Mocksville families resisted. They didn’t oppose better education. But they feared what a new school would mean. Why should they pay higher taxes for a school they might not even benefit from? Worse, many worried that a new high school on the Bermuda Run side – a wealthy area known for private neighborhoods and gated streets – would create two unequal schools: newer facilities and more opportunities for the rich side of the county, while Mocksville’s students would be left behind.
The debate dragged on for years. Every proposal to build a second high school failed at the ballot box. What had started as a question about schools became something deeper: a struggle over fairness, belonging, and whether the county’s future would be shared or divided.
Then, a new idea emerged.
Instead of building two schools and deepening the divide, why not build one new high school – centrally located – where all students could share in the future together?
That idea passed.
In the years that followed, students from every part of the county walked the same halls.
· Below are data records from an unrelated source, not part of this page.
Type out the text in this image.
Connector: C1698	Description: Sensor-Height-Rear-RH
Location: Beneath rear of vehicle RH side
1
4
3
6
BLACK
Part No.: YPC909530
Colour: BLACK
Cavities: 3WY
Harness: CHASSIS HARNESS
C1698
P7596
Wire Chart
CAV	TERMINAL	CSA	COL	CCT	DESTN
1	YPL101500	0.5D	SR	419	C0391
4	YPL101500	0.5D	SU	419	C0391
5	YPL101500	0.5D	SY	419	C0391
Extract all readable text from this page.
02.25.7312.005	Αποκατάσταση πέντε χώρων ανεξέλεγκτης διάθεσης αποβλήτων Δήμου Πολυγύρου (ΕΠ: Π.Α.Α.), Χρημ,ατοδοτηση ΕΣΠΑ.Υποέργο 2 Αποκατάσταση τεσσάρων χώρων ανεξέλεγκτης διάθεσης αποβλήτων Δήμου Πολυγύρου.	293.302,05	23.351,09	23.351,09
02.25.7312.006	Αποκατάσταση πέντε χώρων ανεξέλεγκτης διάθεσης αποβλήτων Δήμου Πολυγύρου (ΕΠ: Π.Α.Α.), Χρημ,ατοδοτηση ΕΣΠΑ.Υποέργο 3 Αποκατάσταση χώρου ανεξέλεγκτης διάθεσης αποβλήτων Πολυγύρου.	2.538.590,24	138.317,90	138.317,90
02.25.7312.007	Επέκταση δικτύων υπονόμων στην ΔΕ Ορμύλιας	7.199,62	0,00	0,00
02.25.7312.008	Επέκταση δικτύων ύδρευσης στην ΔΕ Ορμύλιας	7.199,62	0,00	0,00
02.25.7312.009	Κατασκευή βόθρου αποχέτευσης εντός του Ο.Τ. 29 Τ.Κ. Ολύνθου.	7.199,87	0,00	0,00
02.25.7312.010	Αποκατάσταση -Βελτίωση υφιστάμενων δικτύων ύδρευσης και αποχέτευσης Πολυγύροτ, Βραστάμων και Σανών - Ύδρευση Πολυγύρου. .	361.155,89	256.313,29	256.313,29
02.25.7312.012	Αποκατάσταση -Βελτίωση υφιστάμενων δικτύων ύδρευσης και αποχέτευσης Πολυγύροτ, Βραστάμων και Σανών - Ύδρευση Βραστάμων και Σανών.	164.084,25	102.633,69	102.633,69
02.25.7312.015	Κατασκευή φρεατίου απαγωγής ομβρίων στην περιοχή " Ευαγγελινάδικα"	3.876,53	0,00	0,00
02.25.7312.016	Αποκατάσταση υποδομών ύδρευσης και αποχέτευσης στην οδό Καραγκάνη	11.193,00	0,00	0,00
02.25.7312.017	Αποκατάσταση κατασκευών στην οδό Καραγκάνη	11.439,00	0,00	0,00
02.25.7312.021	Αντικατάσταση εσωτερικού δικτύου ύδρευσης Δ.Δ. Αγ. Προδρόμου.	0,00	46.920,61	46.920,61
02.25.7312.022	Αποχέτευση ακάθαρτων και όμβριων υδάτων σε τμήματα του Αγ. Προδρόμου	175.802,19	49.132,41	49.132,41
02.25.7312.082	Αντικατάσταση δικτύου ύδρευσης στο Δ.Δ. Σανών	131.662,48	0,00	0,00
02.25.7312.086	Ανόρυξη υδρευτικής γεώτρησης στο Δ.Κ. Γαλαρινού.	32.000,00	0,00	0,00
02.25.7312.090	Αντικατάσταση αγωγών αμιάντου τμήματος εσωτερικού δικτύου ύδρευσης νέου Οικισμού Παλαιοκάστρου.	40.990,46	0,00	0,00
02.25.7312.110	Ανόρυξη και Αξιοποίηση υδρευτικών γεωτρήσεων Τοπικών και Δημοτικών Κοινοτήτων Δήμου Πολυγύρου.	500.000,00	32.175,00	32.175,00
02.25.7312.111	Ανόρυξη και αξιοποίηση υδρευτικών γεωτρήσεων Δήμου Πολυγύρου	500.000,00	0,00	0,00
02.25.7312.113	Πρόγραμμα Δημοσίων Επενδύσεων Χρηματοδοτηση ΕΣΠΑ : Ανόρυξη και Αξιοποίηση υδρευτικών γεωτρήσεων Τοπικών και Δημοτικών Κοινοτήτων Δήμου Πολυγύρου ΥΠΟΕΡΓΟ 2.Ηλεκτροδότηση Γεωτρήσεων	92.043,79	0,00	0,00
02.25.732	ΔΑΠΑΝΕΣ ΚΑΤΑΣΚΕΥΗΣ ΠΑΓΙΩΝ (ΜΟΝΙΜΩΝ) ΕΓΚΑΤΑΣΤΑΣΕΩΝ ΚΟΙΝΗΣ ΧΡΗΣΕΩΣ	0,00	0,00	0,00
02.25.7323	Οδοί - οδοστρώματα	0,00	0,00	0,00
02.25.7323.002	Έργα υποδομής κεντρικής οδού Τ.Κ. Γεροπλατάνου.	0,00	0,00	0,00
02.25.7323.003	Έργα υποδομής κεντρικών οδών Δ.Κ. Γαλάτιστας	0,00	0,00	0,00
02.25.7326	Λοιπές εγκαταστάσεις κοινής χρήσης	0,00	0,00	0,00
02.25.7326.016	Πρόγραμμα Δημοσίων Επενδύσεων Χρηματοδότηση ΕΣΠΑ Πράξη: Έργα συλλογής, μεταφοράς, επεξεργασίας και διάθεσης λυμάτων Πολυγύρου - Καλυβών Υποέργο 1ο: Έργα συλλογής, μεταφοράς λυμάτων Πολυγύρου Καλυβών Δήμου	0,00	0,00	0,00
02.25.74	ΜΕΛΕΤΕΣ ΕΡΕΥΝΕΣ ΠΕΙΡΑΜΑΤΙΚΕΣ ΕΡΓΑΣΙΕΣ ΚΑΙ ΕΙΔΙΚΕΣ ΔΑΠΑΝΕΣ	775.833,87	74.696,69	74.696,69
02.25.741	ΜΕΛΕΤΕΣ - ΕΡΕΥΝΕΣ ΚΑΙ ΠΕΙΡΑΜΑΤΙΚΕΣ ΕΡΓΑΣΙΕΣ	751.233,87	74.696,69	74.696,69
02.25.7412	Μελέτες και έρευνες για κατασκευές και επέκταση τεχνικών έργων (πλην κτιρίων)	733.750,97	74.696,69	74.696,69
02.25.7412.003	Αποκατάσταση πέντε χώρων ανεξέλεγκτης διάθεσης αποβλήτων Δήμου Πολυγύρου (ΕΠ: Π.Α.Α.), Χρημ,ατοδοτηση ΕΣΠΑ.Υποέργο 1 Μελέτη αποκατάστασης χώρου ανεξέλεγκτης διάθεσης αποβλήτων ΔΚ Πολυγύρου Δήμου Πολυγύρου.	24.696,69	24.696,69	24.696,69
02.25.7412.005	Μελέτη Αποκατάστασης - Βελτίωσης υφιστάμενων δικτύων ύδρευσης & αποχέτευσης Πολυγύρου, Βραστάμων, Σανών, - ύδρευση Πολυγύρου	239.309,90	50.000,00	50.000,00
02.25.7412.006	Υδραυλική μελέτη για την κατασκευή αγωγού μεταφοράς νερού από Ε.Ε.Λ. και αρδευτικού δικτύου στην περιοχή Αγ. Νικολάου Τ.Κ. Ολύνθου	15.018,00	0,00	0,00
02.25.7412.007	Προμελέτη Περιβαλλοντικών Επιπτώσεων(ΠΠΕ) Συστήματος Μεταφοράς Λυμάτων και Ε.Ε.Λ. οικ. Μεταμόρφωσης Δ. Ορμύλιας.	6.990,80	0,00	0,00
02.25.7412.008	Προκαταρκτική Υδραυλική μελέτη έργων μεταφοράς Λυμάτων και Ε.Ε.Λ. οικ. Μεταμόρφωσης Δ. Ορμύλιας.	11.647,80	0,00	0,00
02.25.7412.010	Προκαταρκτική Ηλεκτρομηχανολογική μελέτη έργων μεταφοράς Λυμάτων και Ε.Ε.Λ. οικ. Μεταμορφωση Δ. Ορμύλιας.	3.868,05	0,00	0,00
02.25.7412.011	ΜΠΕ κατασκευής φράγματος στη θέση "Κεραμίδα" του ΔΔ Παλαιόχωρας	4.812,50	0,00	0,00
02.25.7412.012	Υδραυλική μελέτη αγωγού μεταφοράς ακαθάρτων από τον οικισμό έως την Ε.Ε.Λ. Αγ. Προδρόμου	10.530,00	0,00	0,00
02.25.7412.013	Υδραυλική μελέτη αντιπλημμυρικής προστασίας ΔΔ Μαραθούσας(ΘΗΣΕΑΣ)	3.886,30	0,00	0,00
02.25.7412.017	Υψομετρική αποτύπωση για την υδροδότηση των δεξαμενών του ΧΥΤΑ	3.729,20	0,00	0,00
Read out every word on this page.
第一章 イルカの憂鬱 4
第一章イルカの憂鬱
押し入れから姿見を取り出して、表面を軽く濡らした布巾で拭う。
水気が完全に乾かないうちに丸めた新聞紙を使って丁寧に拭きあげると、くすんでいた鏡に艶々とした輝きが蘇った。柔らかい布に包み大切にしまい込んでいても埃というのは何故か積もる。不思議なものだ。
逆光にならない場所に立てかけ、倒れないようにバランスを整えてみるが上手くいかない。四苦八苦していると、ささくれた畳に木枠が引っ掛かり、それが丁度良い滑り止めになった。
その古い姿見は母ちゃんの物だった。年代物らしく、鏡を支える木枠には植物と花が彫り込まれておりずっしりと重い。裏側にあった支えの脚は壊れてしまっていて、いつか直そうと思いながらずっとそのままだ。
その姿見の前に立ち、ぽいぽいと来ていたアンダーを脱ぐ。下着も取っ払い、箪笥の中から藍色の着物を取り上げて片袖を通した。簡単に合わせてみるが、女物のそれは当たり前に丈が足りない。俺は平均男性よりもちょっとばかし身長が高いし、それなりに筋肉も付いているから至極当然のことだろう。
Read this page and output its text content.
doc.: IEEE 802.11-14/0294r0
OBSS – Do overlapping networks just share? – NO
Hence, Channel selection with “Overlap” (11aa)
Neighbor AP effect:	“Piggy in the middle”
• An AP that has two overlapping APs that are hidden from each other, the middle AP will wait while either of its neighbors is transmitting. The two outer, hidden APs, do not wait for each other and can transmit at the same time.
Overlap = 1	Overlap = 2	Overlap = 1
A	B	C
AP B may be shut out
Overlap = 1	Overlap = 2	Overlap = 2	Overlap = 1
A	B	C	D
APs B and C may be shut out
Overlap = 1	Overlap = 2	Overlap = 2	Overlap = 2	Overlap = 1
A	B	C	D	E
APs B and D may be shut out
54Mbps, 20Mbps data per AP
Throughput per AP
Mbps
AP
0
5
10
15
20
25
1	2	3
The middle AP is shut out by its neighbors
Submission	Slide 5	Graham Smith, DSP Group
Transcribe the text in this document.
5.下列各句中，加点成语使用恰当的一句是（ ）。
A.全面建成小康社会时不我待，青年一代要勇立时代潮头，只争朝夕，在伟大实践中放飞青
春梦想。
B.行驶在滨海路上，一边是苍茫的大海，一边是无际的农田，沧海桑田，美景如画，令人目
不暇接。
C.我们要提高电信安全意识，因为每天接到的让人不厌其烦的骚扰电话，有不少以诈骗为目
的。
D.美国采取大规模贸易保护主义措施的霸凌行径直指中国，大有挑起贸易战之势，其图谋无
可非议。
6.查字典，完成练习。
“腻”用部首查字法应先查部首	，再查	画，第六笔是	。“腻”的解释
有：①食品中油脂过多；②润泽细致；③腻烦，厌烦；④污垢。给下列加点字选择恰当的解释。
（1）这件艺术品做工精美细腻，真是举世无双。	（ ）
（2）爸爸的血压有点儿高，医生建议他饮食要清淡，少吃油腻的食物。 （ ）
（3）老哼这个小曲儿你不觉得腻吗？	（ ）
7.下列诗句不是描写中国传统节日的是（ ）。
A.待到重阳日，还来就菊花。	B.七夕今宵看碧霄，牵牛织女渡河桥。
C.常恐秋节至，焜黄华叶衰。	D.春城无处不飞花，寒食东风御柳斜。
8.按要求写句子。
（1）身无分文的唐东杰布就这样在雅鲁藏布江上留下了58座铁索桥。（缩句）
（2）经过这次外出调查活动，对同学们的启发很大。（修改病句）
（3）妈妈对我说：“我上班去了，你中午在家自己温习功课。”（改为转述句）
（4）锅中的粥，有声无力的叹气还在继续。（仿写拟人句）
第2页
Mocksville’s history remained honored. Bermuda Run’s needs were met. The War Eagles still took the field together.
And Davie County stood stronger because it had chosen unity over division.
That chapter in our county’s history offers a valuable lesson for a conflict far beyond our borders: the long struggle between Israelis and Palestinians.
Over the decades, leaders have proposed dividing the land into two states – one for Jewish Israelis, one for Palestinians. But every attempt at separation has only deepened mistrust and resentment. What many forget is that Israelis and Palestinians had once lived side by side in relative peace. Before modern borders and wars, they had shared cities, markets, and neighborhoods. Their cultures had intertwined. Their futures had been linked.
Palestinians, like the Mocksville families, had feared being excluded or displaced by new arrangements that ignored their rights and heritage. Jewish Israelis, like the Bermuda Run families, sought security, opportunity, and a better future for their children.
But drawing a line – two separate futures – has not solved the problem. It has created two unequal systems and fueled conflict rather than ending it.
Davie County’s experience shows there is another way. We understood that division could create winners and losers. So we chose to build something shared.
Consequently, the two-state solution, once a hopeful idea, is no longer realistic. What is needed now is what Davie County once needed: a shared solution. One state where everyone – Jews, Muslims, Christians, and others – can have equal rights and responsibilities. A future built not on separation, but on fairness and shared belonging.
For generations, all of Davie’s students had shared one school and we found a way to keep sharing it. Likewise, for generations, Palestinians and Jewish communities had shared one land—Palestine. They can still find a way to share it again.
Because if our small county could choose unity over division, perhaps the world can too.